Fighting Fraud

Peter Budetti, director of Program Integrity at the Centers for Medicare and Medicaid Services, has focused his attention on fraud prevention, detection, and prosecution.  On average, between $70 billion and $234 billion is lost annually due to healthcare fraud.  Obama’s administration has also committed resources to minimizing fraud.

The number one state for healthcare fraud is Florida, where many elders choose to retire.  The state is swarming with criminals looking to take advantage of Medicare fraud since it is so easy to become a provider under the government healthcare programs.  Learning how to electronically submit claims is fairly easy, and the government computers automatically generate payments.  The fraudsters don’t only include healthcare professionals; it includes drug dealers and organized crimes units as well.

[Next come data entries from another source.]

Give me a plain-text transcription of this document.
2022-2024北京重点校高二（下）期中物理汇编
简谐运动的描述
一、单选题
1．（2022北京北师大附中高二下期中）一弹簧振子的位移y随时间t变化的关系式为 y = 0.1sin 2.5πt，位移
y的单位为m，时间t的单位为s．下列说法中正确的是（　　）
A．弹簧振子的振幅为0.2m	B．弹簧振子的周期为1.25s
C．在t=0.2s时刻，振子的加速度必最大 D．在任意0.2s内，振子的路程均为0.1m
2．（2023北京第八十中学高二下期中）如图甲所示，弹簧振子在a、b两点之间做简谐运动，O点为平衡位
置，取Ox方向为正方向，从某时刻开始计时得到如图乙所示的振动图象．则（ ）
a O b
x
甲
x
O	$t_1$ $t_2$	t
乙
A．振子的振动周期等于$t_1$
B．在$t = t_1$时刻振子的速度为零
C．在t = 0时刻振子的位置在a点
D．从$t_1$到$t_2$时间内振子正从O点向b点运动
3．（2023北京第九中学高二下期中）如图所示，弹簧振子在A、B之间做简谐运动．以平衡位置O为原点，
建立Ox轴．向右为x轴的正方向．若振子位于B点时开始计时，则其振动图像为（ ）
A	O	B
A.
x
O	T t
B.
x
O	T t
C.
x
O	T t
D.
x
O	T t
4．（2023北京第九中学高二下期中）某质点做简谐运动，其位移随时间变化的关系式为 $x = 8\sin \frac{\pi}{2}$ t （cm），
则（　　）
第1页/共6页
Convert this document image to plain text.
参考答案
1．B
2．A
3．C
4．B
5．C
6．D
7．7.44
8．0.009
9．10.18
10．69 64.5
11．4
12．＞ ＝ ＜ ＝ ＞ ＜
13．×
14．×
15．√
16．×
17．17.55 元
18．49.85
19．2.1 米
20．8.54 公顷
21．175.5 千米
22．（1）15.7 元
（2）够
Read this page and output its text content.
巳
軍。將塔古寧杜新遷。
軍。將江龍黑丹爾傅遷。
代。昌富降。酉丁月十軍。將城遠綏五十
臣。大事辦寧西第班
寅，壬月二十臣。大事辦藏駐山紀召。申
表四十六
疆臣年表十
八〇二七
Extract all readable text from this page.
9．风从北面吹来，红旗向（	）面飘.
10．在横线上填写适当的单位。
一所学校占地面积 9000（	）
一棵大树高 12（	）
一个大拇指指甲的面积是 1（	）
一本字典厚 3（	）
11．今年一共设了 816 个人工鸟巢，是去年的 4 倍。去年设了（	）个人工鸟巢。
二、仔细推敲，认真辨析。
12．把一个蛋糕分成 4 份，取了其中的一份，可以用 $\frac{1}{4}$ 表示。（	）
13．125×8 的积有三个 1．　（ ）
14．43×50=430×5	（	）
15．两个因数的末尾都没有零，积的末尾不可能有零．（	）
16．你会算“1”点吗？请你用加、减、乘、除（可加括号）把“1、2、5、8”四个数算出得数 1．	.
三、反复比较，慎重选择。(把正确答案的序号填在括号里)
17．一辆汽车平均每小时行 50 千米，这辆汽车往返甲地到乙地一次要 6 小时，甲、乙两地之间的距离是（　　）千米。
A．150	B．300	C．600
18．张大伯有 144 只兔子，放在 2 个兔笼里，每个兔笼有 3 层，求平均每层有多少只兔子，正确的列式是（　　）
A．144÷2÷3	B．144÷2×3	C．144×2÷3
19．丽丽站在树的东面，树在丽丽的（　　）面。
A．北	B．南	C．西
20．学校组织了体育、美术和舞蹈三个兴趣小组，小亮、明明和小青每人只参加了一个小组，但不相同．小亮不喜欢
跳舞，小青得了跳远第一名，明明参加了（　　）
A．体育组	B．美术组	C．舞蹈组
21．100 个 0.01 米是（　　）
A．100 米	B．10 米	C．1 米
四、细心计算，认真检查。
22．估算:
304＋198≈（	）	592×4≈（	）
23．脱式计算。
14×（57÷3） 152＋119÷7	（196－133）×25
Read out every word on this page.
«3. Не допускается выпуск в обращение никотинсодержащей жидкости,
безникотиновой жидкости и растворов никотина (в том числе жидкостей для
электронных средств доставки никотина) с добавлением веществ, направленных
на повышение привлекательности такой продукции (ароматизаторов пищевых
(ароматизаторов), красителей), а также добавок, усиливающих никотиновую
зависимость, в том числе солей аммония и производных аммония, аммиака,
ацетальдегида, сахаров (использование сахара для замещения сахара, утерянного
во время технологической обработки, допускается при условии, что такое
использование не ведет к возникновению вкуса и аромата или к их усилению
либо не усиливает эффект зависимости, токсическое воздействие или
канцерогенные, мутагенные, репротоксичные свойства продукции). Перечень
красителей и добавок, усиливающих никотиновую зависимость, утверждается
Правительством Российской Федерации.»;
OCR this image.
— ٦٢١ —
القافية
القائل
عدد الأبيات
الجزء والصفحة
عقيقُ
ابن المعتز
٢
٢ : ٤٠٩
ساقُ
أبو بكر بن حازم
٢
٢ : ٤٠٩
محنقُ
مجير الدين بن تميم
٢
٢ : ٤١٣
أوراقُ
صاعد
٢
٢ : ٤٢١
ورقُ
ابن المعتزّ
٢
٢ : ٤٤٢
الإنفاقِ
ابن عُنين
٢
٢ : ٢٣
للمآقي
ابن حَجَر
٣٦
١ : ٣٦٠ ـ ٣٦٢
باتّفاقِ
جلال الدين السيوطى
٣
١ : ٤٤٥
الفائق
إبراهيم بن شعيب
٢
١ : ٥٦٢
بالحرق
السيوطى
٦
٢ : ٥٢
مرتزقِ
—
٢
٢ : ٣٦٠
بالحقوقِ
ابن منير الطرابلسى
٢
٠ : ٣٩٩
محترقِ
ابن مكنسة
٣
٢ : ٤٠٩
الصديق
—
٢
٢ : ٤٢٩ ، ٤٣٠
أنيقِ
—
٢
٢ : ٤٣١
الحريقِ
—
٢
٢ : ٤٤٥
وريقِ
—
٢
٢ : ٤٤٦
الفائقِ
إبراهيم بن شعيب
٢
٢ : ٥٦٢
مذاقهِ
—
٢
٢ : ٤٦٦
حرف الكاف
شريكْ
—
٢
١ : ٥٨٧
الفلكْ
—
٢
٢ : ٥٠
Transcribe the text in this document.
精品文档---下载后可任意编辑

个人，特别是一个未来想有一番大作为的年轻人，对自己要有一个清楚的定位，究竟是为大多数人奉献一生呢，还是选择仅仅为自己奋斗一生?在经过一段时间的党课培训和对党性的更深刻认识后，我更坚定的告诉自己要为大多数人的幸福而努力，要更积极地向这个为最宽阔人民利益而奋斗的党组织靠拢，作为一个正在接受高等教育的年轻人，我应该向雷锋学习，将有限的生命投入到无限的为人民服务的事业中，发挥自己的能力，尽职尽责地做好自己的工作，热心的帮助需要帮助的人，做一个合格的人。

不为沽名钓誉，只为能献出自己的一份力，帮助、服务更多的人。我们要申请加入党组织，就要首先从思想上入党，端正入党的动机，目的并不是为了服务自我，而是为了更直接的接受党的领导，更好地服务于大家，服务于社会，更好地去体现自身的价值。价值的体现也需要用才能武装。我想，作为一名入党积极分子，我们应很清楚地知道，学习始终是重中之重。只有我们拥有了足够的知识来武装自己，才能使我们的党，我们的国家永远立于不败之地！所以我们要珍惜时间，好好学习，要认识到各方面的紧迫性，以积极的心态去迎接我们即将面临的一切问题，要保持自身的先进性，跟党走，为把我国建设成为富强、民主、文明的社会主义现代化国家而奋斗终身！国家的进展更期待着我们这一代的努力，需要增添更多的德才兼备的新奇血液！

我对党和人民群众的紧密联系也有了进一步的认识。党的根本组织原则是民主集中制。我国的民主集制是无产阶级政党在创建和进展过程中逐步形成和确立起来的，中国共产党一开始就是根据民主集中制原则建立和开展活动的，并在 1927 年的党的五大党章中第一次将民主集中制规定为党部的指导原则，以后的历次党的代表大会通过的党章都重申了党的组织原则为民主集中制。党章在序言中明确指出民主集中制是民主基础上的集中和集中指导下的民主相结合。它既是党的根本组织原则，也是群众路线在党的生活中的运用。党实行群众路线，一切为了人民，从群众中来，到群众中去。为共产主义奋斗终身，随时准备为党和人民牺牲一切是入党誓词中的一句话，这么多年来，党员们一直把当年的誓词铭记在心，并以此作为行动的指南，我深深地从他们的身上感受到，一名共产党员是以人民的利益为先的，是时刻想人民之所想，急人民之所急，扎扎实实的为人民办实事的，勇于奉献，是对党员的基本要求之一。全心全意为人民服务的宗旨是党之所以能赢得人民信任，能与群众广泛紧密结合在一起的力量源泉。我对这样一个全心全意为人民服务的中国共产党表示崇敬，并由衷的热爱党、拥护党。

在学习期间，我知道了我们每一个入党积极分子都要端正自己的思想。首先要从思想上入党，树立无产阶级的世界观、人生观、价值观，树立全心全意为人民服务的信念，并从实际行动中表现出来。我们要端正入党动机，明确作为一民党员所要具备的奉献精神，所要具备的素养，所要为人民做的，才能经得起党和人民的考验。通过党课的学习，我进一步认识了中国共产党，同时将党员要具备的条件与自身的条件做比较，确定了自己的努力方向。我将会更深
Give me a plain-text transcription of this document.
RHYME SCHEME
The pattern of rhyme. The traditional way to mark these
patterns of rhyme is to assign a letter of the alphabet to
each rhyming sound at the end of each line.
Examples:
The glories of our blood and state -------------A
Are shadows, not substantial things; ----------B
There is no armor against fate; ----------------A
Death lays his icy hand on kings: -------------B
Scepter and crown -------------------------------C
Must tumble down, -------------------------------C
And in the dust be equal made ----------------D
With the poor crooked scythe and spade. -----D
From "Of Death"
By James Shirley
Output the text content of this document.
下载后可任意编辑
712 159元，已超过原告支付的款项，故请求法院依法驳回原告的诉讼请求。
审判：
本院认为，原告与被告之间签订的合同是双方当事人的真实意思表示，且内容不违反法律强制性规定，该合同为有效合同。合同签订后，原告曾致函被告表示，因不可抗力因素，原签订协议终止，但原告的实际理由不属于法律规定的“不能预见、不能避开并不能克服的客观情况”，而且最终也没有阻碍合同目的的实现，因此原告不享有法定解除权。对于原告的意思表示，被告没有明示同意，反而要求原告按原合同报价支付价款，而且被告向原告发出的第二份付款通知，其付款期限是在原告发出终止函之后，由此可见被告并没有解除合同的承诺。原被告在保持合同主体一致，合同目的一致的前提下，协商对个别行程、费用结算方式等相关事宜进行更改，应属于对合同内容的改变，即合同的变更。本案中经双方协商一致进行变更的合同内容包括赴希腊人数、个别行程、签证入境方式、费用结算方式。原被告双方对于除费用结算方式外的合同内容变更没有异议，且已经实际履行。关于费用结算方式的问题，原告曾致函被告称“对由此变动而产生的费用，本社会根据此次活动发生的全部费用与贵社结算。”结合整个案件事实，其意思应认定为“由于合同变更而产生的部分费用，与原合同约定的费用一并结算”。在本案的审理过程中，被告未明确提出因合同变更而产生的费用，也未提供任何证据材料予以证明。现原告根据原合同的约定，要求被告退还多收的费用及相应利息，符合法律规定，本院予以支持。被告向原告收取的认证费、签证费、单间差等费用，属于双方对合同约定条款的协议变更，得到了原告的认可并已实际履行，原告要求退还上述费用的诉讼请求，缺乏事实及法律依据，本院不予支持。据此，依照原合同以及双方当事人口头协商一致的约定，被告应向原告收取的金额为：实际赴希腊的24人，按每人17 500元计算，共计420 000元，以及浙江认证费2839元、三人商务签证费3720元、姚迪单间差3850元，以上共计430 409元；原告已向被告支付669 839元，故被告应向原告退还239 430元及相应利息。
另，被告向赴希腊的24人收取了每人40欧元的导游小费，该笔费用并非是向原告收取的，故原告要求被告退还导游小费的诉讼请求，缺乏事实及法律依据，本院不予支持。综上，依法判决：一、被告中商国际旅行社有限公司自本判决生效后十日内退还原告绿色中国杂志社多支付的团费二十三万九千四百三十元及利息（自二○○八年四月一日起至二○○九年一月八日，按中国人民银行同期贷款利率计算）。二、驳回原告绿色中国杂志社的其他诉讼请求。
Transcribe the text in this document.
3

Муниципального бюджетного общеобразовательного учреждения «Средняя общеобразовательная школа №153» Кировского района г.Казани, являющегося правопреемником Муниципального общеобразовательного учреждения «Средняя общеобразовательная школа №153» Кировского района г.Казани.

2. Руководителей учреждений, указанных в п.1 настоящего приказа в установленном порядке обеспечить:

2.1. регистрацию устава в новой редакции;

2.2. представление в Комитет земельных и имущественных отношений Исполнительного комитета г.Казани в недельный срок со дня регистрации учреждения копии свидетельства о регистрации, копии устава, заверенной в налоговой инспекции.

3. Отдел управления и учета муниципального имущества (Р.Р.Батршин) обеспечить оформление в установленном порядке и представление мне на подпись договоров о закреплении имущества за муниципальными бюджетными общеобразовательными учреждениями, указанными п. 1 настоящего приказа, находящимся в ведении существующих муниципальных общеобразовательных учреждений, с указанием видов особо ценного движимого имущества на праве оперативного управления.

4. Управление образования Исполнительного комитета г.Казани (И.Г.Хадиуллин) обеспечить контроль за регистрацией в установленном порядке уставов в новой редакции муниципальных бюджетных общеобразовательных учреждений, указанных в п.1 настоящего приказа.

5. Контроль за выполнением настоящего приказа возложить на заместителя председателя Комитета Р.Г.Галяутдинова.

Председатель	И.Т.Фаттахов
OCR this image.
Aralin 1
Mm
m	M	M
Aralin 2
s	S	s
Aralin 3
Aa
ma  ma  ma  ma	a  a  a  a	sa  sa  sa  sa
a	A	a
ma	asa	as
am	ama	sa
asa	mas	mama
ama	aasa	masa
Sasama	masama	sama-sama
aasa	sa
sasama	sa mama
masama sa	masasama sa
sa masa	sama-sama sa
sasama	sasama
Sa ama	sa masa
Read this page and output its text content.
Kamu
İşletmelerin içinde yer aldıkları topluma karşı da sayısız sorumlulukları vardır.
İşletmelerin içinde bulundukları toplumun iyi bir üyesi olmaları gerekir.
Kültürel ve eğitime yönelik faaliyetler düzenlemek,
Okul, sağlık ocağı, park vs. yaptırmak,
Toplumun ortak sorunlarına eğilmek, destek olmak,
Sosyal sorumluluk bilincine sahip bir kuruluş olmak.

To aid is the prevention of fraud, healthcare applicants are being screened; the “high risk” applicants will be subjected to background checks and fingerprinting.  The computer programs are being revamped with new software programs which make them less vulnerable.  Hoping to deter people from these scams are tougher federal sentencing guidelines for crimes that involve more than $1 million in losses.

Although there may be a few skeptics, Max Baucus, Senate Finance Committee Chairman, said their efforts are already paying off.  Last year the government recovered about $4 billion in losses.